How kids 'memorize' facts revealed
A new study has provided an insight into how the brains of children help them to memorize facts and math skills.
According to a study from the Stanford University School of Medicine, new brain-imaging research gave the first evidence drawn from a longitudinal study to explain how the brain reorganizes itself as children learn math facts. A precisely orchestrated group of brain changes, many involving the memory center known as the hippocampus, are essential to the transformation.
Dr.Vinod Menon said that this work sheds light on the dynamic changes that occur over the course of cognitive development in each child and it was found that the hippocampal and prefrontal contributions to memory-based problem-solving during childhood didn't look anything like what they would have expected for the adult brain.

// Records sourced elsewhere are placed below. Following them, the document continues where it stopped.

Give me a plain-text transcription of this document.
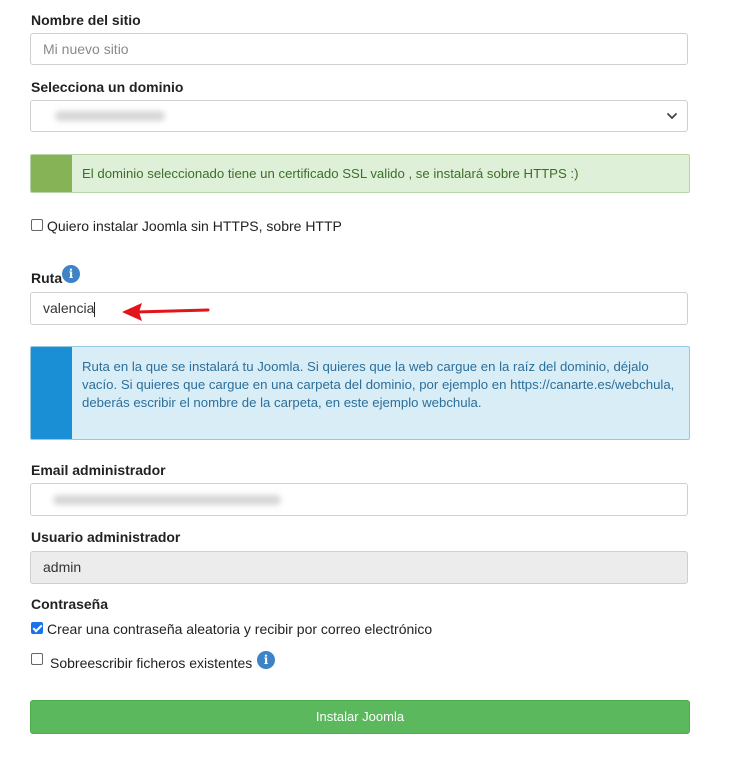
Nombre del sitio
Mi nuevo sitio
Selecciona un dominio
El dominio seleccionado tiene un certificado SSL valido , se instalará sobre HTTPS :)
Quiero instalar Joomla sin HTTPS, sobre HTTP
Ruta i
valencia
Ruta en la que se instalará tu Joomla. Si quieres que la web cargue en la raíz del dominio, déjalo vacío. Si quieres que cargue en una carpeta del dominio, por ejemplo en https://canarte.es/webchula, deberás escribir el nombre de la carpeta, en este ejemplo webchula.
Email administrador
Usuario administrador
admin
Contraseña
Crear una contraseña aleatoria y recibir por correo electrónico
Sobreescribir ficheros existentes i
Instalar Joomla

The scientists also saw changes in the degree to which the hippocampus was connected to other parts of children's brains, with several parts of the prefrontal, anterior temporal cortex and parietal cortex more strongly connected to the hippocampus after one year. Crucially, the stronger this connection, the greater was each individual child's ability to retrieve math facts from memory.
Menon further added that the hippocampus was providing a scaffold for learning and consolidating facts into long-term memory in children and in adults this scaffold was not needed because memory for math facts has most likely been consolidated into the neocortex.
The research also showed that, although the adult hippocampus was not as strongly engaged as in children, it seemed to keep a backup copy of the math information that adults usually draw from the neocortex.
The study is published online in Nature Neuroscience.